Way to rob Sansa’s journey of any meaning, you dumb jerks.

Ben Travers: And you see, I guess my righteous anger was tempered by low expectations. Sansa’s comment barely registered during my first watch, as all the trials and tribulations you catalogued so well, Libby, never felt like they were adding up to a redemptive, empowering turning point; they felt like male writers who struggle to write well-developed female characters making Sansa into their whipping boy because, yeah, they like torture porn. I never expected them to add meaning to her journey — or, more accurately, to recognize the meaning they’ve stumbled into — so when they took what little hope was left, it was just another blemish in a long line of problematic choices. Missandei was an even more obvious and ugly decision, but what did everyone expect a week after they wiped out the predominant non-white armies? The Dothraki and Unsullied were treated like props, and lo and behold, so was the sole woman of color.

None of this is to excuse any of these choices. They’re all gross and lazy, and people should pile on the world’s most popular program when it propagates this garbage. It was just strange to wake up and be one of the least outraged people post-“Game of Thrones.” So I guess I’ll cite the one easy win they somehow still botched: Why, on Earth, are you turning Dany into a mad woman?
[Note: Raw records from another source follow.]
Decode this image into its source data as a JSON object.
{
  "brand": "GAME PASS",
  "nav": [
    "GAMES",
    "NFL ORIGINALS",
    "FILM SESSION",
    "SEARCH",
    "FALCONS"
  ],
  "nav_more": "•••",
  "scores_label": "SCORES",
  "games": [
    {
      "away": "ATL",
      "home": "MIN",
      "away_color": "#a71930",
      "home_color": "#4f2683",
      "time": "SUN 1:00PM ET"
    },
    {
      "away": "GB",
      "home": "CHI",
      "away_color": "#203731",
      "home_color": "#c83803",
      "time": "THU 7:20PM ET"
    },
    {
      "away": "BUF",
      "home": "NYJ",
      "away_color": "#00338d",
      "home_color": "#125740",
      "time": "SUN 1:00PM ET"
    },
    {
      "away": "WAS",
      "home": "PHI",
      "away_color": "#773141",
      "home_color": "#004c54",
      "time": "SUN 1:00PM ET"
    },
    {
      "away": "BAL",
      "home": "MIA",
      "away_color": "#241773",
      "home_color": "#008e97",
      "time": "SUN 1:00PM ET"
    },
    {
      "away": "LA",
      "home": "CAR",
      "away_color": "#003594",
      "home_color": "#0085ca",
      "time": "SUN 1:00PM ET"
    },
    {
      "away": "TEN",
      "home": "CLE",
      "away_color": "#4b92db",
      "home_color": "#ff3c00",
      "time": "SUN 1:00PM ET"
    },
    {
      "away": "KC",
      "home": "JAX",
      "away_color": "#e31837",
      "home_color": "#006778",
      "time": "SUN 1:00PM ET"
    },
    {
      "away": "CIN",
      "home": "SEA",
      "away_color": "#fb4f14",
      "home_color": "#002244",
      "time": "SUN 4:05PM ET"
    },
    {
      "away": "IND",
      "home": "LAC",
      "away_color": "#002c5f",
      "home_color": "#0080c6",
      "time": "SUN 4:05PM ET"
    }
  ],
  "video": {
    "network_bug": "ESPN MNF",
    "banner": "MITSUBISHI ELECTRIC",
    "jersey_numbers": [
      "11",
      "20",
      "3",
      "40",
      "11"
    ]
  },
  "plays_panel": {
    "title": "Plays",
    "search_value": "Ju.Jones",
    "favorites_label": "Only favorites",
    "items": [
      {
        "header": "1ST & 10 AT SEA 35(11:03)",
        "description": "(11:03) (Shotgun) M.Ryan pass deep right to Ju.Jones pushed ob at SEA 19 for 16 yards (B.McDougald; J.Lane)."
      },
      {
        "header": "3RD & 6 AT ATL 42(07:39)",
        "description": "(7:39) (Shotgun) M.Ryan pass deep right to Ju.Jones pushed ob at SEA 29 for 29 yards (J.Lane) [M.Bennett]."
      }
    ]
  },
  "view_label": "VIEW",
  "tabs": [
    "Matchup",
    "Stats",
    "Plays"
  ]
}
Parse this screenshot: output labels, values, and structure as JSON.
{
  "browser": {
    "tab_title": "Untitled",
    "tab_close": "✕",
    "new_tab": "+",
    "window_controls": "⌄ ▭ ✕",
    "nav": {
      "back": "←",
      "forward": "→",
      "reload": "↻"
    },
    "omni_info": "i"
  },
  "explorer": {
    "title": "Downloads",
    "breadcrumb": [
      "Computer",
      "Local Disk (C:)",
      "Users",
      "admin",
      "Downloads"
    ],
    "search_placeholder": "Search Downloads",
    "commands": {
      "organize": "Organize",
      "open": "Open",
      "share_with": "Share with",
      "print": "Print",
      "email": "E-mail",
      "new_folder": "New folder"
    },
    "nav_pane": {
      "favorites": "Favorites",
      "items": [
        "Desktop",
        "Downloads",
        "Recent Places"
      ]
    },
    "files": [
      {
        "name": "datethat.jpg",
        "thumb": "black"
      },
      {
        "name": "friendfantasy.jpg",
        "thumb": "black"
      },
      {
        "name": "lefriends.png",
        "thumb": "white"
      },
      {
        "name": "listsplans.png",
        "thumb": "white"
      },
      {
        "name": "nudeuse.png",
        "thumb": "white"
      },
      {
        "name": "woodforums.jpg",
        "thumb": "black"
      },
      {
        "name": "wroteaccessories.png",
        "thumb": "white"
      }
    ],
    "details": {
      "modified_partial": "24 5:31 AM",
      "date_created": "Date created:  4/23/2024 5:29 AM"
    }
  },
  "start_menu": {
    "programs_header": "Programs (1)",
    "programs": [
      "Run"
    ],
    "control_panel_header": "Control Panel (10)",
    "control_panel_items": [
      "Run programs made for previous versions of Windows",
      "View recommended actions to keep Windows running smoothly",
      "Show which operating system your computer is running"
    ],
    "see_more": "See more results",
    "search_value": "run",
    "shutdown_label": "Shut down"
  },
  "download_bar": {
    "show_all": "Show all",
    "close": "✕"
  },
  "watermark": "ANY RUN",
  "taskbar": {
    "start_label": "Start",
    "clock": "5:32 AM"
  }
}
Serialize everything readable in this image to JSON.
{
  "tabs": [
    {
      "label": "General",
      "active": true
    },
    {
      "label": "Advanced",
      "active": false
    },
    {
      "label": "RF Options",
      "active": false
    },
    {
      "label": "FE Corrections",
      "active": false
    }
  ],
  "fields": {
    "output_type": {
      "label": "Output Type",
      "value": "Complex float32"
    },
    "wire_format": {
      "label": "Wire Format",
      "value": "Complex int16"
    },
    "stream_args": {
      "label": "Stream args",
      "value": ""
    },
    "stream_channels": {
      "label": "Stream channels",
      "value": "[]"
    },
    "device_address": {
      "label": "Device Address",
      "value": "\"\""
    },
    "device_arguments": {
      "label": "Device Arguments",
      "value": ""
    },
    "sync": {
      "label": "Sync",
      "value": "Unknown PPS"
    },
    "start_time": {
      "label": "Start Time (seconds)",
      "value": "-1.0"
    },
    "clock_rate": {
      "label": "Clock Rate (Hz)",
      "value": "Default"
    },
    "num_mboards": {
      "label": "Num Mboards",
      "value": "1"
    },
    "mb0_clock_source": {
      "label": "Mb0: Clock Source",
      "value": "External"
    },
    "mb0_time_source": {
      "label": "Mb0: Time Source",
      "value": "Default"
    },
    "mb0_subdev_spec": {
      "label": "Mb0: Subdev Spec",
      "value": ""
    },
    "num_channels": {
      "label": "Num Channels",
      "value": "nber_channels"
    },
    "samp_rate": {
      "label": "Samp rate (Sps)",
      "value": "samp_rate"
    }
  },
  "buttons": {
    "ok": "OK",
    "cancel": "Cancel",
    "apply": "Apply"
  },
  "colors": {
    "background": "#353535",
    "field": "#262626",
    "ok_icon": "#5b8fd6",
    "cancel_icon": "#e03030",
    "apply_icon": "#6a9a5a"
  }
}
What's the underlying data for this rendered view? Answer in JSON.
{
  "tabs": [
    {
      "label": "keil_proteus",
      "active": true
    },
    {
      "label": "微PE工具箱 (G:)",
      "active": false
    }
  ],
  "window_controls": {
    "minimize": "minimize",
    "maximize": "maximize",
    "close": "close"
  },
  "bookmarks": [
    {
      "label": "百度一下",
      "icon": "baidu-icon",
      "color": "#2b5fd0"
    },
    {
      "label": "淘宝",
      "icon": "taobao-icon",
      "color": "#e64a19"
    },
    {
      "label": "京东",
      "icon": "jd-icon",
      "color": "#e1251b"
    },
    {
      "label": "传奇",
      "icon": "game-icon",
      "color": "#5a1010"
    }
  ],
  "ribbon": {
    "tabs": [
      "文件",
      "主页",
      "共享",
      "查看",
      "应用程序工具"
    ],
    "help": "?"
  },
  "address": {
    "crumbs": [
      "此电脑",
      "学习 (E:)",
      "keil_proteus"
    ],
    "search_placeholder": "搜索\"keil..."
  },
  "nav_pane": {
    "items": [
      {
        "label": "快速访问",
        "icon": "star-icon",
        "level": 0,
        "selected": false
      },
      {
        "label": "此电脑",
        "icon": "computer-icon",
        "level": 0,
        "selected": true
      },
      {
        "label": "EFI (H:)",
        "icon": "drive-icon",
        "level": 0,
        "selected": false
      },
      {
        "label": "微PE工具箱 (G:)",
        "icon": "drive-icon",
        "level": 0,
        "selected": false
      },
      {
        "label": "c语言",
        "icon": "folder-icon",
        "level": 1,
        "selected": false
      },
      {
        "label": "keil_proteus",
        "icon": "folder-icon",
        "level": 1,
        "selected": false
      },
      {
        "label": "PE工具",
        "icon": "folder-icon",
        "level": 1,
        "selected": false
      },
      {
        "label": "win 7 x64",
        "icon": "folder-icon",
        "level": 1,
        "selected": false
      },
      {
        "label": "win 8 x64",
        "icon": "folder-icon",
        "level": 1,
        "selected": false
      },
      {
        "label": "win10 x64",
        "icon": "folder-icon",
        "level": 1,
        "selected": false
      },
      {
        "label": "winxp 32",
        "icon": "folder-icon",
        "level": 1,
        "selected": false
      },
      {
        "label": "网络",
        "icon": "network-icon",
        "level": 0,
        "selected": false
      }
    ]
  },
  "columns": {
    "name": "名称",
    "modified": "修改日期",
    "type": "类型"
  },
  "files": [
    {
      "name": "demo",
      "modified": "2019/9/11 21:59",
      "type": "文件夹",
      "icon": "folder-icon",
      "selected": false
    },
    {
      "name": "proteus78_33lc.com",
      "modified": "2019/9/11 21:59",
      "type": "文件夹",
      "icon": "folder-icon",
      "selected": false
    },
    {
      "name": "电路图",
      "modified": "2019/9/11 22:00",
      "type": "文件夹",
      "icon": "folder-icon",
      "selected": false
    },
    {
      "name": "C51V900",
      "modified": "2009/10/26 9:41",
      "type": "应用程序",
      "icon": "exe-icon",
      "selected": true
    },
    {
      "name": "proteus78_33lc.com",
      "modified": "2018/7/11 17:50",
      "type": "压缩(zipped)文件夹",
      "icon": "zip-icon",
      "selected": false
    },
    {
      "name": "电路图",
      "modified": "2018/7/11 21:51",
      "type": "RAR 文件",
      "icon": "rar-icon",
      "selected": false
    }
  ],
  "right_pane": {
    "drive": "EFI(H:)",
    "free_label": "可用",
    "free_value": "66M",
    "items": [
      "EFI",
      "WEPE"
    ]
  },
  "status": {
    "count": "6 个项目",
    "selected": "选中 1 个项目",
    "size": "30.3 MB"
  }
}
Why is she suddenly so bad at protecting her dragons? Why is she “too strong for Jon” in the proposed shared throne plan? Long ago, I stopped trying to answer the question of why incest is so easily written off in Westerns, but I have so many questions about what they’re doing to corrupt Dany’s intended rule and elevate Jon’s claim to the throne. I want to believe the writers are merely trying to sucker us into believing Jon will win the game in order to surprise us with the actual winner, but the way they’re eliminating Dany’s credibility feels unnecessary and, yeah, a little misogynistic. So goes “Game of Thrones”: Nothing about these first four episodes has given me much hope for the ending, and upon this reflection, they seem to have beaten me down to the point of giving up.

“Game of Thrones” airs Sundays at 9 p.m. EST on HBO.